For metric queries, the data source must be prometheus.

The following are sample queries that show the effect of a pre-trained API on CPU usage. There is one sample query for each pre-trained API.

OCR CPU usage: rate(container_cpu_usage_seconds_total{namespace="ai-ocr-system",container="CONTAINER_NAME"}[30s]) * 100 CONTAINER_NAME values: vision-extractor | vision-frontend | vision-vms-ocr
Speech-to-Text CPU usage: rate(container_cpu_usage_seconds_total{namespace="ai-speech-system",container="CONTAINER_NAME"}[30s]) * 100
Translation CPU usage: rate(container_cpu_usage_seconds_total{namespace="ai-translation-system",container="CONTAINER_NAME"}[30s]) * 100 CONTAINER_NAME values: translation-aligner | translation-frontend | translation-prediction

The following are sample queries that use the destination_service filter label to get the error rate over the last 60 minutes:

OCR error rate: rate(istio_requests_total{destination_service=~".*ai-ocr-system.svc.cluster.local",response_code=~"[4-5][0-9][0-9]"}[60m])
Speech-to-Text error rate: rate(istio_requests_total{destination_service=~".*ai-speech-system.svc.cluster.local",response_code=~"[4-5][0-9][0-9]"}[60m])
Translation error rate: rate(istio_requests_total{destination_service=~".*ai-translation-system.svc.cluster.local",response_code=~"[4-5][0-9][0-9]"}[60m])

Sample Vertex AI pre-trained API log queries

For Operational Logs, the data source must be Operational Logs. For audit logs, the data source must be Audit Logs.

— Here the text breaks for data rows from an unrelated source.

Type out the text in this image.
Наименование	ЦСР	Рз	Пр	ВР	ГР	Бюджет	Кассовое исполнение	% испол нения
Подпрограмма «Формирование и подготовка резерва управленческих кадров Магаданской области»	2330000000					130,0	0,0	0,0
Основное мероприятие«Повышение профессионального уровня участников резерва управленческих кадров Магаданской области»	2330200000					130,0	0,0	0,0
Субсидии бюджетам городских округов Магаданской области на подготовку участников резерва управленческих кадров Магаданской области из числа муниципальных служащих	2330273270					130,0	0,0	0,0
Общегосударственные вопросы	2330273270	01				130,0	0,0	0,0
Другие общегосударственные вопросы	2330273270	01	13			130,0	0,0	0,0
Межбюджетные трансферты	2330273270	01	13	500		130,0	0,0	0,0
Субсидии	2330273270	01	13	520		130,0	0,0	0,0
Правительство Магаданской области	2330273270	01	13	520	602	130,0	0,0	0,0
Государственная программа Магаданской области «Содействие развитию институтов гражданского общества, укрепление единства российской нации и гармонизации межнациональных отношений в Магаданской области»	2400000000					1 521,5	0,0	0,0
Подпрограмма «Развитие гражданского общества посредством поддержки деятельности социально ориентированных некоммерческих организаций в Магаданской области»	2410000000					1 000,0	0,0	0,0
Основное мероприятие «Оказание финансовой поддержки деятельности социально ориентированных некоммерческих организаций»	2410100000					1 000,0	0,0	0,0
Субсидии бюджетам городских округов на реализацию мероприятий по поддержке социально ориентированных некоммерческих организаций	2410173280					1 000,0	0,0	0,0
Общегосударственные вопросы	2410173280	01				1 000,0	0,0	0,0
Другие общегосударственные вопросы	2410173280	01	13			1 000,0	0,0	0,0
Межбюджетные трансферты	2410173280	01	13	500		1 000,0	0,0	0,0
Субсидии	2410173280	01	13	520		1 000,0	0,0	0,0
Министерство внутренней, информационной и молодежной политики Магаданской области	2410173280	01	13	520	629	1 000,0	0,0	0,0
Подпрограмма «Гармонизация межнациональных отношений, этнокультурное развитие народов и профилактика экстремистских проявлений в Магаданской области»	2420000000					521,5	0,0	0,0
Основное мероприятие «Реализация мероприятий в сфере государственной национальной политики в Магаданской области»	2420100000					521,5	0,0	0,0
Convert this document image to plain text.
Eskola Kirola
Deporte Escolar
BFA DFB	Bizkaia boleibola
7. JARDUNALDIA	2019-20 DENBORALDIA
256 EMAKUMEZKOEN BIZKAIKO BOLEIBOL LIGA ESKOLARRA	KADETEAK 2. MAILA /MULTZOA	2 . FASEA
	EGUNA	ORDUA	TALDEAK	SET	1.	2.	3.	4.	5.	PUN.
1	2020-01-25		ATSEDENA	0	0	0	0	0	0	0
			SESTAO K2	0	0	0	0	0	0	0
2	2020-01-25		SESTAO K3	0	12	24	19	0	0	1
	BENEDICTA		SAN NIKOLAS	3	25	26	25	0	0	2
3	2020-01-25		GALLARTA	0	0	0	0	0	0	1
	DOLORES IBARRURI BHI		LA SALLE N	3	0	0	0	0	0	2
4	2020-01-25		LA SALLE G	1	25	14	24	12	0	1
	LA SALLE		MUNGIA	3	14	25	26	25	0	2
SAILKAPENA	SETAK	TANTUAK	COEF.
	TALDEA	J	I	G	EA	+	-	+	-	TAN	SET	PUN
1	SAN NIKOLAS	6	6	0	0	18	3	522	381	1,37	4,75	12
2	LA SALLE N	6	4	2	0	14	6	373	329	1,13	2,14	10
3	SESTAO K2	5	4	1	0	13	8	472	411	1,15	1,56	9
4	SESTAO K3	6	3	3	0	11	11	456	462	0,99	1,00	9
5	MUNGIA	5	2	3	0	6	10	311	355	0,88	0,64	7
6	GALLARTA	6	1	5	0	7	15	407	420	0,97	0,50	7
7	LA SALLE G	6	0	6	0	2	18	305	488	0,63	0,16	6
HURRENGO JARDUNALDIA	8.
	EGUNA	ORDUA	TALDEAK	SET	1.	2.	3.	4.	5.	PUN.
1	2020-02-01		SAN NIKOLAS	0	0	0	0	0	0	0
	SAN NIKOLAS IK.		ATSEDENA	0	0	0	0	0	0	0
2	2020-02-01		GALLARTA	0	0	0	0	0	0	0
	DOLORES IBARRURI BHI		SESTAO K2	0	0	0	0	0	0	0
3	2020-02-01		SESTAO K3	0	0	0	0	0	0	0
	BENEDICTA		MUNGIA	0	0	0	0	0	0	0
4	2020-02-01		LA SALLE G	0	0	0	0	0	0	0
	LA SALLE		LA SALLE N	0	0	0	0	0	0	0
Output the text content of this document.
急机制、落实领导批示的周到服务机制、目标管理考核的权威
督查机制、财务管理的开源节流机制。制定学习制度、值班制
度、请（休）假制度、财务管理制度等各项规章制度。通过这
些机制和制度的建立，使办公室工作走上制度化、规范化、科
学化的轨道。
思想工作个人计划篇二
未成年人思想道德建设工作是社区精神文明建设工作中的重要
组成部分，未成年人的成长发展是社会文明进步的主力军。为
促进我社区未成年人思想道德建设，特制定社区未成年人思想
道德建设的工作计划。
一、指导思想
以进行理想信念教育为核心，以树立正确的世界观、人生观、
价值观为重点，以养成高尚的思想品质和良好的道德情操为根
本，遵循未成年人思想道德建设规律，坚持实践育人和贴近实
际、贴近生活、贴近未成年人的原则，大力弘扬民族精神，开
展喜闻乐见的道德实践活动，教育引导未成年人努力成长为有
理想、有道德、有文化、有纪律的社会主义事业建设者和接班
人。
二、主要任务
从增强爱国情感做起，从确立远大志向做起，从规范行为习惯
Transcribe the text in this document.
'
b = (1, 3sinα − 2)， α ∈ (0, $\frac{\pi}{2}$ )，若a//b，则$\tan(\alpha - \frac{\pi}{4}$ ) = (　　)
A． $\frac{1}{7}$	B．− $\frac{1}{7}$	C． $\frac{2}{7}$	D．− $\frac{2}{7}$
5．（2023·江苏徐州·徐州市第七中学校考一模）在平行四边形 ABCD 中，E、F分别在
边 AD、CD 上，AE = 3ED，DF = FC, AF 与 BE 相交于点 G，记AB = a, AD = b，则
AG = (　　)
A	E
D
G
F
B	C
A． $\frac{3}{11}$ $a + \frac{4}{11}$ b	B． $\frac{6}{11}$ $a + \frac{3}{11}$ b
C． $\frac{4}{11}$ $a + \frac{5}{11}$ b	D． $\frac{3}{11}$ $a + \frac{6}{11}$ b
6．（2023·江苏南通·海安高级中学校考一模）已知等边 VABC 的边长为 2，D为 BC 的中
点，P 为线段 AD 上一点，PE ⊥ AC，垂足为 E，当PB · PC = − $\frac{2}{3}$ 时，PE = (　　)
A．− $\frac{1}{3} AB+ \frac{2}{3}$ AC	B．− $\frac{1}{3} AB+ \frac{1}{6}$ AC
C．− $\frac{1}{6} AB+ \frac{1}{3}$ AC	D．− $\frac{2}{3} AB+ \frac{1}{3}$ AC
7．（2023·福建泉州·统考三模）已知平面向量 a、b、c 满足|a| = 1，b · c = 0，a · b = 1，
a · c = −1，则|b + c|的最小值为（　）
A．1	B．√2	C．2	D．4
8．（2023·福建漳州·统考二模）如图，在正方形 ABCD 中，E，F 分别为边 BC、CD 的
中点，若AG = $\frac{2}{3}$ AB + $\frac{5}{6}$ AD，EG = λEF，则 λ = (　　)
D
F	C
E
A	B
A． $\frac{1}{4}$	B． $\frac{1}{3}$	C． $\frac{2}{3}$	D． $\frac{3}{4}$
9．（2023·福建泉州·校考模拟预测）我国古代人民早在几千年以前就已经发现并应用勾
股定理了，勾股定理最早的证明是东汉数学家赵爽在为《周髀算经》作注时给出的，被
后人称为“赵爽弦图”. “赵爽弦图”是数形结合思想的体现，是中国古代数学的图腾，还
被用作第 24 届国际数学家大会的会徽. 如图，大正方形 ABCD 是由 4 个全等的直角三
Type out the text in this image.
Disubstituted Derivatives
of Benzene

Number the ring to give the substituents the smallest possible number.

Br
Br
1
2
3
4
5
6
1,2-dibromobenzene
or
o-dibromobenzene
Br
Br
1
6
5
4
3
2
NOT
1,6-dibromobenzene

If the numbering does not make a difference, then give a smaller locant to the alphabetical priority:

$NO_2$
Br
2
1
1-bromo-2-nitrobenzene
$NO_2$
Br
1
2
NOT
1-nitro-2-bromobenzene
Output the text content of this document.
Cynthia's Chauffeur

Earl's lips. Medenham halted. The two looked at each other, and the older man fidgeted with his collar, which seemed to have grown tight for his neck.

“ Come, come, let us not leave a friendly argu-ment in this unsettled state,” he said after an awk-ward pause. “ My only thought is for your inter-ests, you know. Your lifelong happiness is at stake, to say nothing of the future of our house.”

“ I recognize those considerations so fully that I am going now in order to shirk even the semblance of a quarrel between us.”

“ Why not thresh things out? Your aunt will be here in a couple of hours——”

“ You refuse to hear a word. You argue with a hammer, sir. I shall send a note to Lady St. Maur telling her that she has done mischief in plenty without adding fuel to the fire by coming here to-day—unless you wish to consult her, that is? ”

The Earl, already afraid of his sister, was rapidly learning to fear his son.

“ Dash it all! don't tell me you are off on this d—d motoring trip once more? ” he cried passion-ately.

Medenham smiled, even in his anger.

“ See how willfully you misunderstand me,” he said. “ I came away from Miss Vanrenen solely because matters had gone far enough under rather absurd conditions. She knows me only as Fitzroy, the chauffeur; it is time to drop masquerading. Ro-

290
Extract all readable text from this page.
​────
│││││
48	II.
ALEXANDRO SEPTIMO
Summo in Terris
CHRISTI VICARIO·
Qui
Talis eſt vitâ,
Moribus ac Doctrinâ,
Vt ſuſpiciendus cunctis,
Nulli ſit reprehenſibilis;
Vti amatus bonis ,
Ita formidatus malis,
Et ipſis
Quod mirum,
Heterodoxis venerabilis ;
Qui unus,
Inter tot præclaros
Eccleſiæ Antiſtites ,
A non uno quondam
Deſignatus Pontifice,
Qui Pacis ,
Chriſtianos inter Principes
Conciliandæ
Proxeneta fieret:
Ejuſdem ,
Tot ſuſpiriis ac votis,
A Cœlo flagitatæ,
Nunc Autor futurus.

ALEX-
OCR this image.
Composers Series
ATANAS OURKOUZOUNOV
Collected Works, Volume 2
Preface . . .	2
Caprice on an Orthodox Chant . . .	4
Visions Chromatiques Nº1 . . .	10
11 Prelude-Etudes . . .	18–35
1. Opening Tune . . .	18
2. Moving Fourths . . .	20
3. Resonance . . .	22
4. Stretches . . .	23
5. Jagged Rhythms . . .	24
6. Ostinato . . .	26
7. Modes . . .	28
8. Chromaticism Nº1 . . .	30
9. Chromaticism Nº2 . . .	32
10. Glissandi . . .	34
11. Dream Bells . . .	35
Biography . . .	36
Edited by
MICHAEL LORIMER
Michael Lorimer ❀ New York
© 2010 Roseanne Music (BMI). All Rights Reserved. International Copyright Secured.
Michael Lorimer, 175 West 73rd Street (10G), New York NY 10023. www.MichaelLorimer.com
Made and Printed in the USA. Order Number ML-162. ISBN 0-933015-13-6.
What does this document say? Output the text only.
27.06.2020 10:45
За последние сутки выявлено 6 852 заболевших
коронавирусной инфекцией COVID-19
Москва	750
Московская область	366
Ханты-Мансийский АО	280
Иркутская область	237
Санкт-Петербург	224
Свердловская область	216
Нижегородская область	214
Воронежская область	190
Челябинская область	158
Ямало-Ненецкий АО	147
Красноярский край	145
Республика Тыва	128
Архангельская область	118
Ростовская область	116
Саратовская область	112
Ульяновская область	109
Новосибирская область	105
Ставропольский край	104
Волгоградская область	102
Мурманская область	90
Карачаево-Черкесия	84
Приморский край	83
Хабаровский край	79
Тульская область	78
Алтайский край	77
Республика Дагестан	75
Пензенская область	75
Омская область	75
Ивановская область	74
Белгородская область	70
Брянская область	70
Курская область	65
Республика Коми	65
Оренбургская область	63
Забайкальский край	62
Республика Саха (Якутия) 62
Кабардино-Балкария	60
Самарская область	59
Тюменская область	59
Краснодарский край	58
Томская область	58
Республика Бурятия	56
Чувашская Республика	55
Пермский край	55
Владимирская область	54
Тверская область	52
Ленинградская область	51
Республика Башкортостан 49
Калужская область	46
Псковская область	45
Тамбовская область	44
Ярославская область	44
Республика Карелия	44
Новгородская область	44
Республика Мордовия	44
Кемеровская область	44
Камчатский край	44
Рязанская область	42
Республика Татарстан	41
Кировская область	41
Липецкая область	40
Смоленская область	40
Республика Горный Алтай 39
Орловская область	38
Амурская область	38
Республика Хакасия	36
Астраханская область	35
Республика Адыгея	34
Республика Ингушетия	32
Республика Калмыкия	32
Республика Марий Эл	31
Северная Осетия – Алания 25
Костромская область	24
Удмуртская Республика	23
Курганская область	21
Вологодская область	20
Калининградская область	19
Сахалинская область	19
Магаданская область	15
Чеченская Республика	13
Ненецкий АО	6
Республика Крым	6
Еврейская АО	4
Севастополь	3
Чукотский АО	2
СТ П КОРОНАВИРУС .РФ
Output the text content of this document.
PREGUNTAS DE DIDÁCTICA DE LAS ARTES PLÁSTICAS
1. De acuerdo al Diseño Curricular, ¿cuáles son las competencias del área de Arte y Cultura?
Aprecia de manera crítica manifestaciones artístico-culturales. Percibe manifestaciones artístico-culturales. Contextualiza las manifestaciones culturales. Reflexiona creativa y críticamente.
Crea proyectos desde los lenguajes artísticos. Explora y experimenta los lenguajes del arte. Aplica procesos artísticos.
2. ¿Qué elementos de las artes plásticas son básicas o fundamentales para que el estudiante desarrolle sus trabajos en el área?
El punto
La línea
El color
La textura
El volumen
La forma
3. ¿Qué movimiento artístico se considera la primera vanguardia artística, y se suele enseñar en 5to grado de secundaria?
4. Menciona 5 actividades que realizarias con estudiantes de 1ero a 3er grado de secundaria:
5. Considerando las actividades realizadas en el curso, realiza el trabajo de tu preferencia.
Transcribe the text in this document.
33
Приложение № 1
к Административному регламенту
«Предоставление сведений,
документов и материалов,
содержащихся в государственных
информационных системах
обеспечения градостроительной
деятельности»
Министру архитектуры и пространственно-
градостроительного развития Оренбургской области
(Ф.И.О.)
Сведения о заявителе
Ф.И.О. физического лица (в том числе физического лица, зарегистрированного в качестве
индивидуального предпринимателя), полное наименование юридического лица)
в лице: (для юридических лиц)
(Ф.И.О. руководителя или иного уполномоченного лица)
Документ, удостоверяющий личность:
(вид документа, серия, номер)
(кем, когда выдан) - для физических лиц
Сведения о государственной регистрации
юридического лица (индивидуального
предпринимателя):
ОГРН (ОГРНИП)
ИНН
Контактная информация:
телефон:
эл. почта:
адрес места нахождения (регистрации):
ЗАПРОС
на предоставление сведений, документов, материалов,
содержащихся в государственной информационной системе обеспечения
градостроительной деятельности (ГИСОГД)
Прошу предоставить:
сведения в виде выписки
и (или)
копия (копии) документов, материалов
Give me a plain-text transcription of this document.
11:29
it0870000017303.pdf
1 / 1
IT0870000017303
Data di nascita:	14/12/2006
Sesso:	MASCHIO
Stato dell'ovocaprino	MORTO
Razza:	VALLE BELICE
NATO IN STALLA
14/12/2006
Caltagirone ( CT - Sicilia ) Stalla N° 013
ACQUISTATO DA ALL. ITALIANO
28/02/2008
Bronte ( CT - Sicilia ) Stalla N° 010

Sample pre-trained API operational log queries

Operational log queries for pre-trained APIs are constructed similarly to Vertex AI operational logs. The primary difference is the namespace used as the main filter specifies the pre-trained API. The three namespaces are:

ai-translation-system
ai-speech-system
ai-ocr-system

You can create more granular results by adding additional labels, such as service_name or pod, to your query. The following are operational log query examples for the pre-trained APIs:

OCR: {namespace="ai-ocr-system"}
Speech-to-Text: {namespace="ai-speech-system"}
Translation: {namespace="ai-translation-system"}

Sample pre-trained API audit log queries

The following are sample queries to generate audit logs for the pre-trained APIs:

OCR: {namespace="istio-system",service_name="istio"} | json | resource_cluster_name="dep-vision-frontend-server.ai-ocr-system"
Speech-to-Text: {namespace="istio-system",service_name="istio"} | json | resource_cluster_name="dep-translation-frontend-server.ai-translation-system"
Translation: {namespace="istio-system",service_name="istio"} | json | resource_cluster_name="dep-speech.ai-speech-system"

Get the statuses of the pre-trained APIs

To view the statuses of the pre-trained APIs, see View service statuses and endpoints.